The D-backs are simply solid.  The offense actually has scored the most runs in the NL by having only one real weakness at the plate (Nick Ahmed). They have 5 guys who will hit 20+ homers and a catcher who has similar pop. They will put it in play more than strikeout while doing this and while they don't walk alot nearly all their regular will take it if it's given to them. The relief pitching is more spotty but they got a great closer in the “Nats had him” Holland. It’s a team that can beat good teams. It certainly can beat a surging but flawed Nats team.

8 comments:

blovy8 said...

Certainly seems prescient. Grienke is good and Fedde is not.

Jon Quimby said...

Grienke is their #1. Fedde is our #5.

JWLumley said...

Well, need to sweep the series now or at the very least take 2 out of 3. They looked dead last night. On the upside, Rosenthal actually looked good. However, it may be too little too late.

Anonymous said...

At least the pitching match-ups line up well for us going forward in this series.

Of course I'm not looking forward to the probable Sanchez, Corbin, Fedde lineup against ATL. Maybe Corbin will have righted himself by then.

Natter said...

Harper, I think you've touched the third rail here:

>> "focusing the Nats is probably Davey's biggest weakness. He aims to loosen the team but seems to distract the team." -- Harper

Since the beginning of recorded history -- or last year, anyway -- I've been saying this same thing to my patient and forgiving wife, who will probably one day reach her limit and proceed to clobber me with a lamp.

Before this happens, I'd be interested to hear more of your take (and that of the regulars here) on the subject of focus, since we seem to have so little of it:

1. Is generating focus over the numbing course of 162 games the most important job a manager has?

2. Is it something great managers have historically been good at?

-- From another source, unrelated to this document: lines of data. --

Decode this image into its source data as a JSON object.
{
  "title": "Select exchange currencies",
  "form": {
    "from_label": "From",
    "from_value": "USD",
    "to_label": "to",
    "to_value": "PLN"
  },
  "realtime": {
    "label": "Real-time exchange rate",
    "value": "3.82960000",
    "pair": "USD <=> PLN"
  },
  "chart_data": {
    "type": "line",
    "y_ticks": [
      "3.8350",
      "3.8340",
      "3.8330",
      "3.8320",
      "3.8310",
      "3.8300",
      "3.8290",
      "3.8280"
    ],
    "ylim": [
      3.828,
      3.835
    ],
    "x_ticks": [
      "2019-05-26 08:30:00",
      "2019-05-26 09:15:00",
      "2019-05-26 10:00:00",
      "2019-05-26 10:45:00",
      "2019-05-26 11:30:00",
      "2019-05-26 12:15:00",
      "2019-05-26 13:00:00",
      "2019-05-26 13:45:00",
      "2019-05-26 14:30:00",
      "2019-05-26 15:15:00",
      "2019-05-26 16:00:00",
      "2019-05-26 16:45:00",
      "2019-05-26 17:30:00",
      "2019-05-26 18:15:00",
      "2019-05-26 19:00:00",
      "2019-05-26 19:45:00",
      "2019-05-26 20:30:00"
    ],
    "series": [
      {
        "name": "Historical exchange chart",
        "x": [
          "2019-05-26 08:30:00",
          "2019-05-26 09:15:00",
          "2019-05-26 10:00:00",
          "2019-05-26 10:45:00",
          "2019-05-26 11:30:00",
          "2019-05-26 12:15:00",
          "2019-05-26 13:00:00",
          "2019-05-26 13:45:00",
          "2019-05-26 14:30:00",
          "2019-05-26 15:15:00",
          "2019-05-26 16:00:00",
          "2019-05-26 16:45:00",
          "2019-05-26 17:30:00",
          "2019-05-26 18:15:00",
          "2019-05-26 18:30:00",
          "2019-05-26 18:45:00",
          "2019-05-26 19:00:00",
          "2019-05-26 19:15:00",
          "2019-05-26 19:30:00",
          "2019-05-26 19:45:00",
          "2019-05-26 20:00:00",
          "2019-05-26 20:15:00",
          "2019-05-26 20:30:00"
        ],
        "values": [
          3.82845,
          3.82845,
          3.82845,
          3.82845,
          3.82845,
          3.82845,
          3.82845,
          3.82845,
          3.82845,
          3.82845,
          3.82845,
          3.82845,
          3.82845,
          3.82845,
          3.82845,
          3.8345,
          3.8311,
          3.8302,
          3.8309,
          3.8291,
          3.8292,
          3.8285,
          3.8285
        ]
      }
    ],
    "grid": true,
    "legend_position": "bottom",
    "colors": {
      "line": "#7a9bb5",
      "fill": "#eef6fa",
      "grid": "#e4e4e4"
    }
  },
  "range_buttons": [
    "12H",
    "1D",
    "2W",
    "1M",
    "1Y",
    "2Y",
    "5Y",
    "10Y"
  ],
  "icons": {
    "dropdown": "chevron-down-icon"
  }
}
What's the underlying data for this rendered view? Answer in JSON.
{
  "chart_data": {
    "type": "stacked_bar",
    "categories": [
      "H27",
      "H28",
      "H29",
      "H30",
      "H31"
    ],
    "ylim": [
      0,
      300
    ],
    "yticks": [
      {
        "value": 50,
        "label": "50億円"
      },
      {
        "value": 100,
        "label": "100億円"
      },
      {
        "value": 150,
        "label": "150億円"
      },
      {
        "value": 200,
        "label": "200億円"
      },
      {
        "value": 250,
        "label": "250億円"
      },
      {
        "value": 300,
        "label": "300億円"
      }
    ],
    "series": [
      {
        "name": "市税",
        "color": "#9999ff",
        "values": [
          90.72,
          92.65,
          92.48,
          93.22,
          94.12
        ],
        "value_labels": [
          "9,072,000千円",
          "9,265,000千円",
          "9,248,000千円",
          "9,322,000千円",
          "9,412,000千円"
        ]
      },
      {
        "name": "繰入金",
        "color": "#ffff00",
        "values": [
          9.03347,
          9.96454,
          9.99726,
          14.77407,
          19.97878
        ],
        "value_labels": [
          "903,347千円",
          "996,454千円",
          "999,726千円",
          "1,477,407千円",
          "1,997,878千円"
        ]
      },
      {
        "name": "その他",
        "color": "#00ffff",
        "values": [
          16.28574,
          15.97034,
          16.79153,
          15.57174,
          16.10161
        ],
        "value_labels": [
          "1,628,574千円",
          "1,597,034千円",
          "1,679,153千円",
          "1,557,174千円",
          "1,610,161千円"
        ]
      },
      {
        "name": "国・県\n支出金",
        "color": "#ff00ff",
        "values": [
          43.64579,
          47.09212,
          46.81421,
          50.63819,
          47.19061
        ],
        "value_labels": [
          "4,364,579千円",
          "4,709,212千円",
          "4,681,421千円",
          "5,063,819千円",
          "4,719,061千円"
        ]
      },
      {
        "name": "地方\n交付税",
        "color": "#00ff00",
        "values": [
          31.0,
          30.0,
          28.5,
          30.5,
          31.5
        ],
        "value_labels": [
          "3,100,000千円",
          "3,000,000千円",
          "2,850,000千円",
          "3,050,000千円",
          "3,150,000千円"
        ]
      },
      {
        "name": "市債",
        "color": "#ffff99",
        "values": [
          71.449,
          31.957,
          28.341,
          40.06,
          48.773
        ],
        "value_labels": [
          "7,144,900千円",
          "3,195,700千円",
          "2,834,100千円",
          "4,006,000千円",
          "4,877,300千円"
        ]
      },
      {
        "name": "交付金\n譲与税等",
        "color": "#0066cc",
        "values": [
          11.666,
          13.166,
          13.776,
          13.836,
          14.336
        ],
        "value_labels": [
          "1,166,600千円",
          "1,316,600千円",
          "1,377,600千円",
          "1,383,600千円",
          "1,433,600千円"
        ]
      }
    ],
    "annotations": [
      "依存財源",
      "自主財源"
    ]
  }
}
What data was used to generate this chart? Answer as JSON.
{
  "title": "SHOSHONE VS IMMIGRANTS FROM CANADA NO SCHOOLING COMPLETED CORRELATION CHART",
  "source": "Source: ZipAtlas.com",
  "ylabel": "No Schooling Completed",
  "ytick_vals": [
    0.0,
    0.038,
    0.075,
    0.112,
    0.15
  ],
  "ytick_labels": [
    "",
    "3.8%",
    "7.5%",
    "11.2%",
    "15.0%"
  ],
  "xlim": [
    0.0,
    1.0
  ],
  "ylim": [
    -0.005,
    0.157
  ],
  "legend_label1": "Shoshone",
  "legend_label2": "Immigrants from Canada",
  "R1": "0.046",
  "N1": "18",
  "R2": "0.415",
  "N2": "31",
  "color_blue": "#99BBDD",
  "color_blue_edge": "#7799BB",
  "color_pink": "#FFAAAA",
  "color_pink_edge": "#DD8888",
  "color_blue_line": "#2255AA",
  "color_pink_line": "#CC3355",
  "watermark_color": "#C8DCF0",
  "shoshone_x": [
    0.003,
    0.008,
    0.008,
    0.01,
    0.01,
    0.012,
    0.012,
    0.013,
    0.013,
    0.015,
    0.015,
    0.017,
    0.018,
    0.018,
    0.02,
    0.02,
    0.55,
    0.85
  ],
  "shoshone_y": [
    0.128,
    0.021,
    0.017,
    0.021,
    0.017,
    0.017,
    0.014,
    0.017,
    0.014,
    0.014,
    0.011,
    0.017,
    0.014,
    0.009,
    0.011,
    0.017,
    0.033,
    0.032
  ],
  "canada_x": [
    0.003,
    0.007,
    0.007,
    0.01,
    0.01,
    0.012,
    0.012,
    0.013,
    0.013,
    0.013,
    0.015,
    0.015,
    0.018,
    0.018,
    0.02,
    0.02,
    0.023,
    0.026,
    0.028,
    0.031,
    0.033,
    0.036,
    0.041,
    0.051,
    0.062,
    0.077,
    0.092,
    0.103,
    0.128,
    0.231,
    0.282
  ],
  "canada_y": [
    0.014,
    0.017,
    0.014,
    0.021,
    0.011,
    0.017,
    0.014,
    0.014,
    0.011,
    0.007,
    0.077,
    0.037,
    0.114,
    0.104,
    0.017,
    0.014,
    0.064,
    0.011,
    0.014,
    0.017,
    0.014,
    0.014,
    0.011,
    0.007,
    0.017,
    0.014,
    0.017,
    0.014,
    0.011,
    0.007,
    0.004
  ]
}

3. What specifically can a manager do to improve the focus of his players?

Many thanks. Great blog.

blovy8 said...

I wasn't there, but last night seemed like many 2008, 2009, 2010 nights where you wonder who's more responsible, the pitcher or the batters.

Anonymous said...

@Harper/Natter - Davey is not a good leader. Plain and simple. He makes an excellent bench coach because he relates to players. He's a great right hand man. But he is not a leader. That's his biggest problem and it's something that you likely can't fix/learn. That's why the team lacks focus, he doesn't know how to lead

Jon Quimby said...

Hopefully every time Scherzer mows down the opposition we blame the other team's manager and their lack of focus. Actually that would be silly.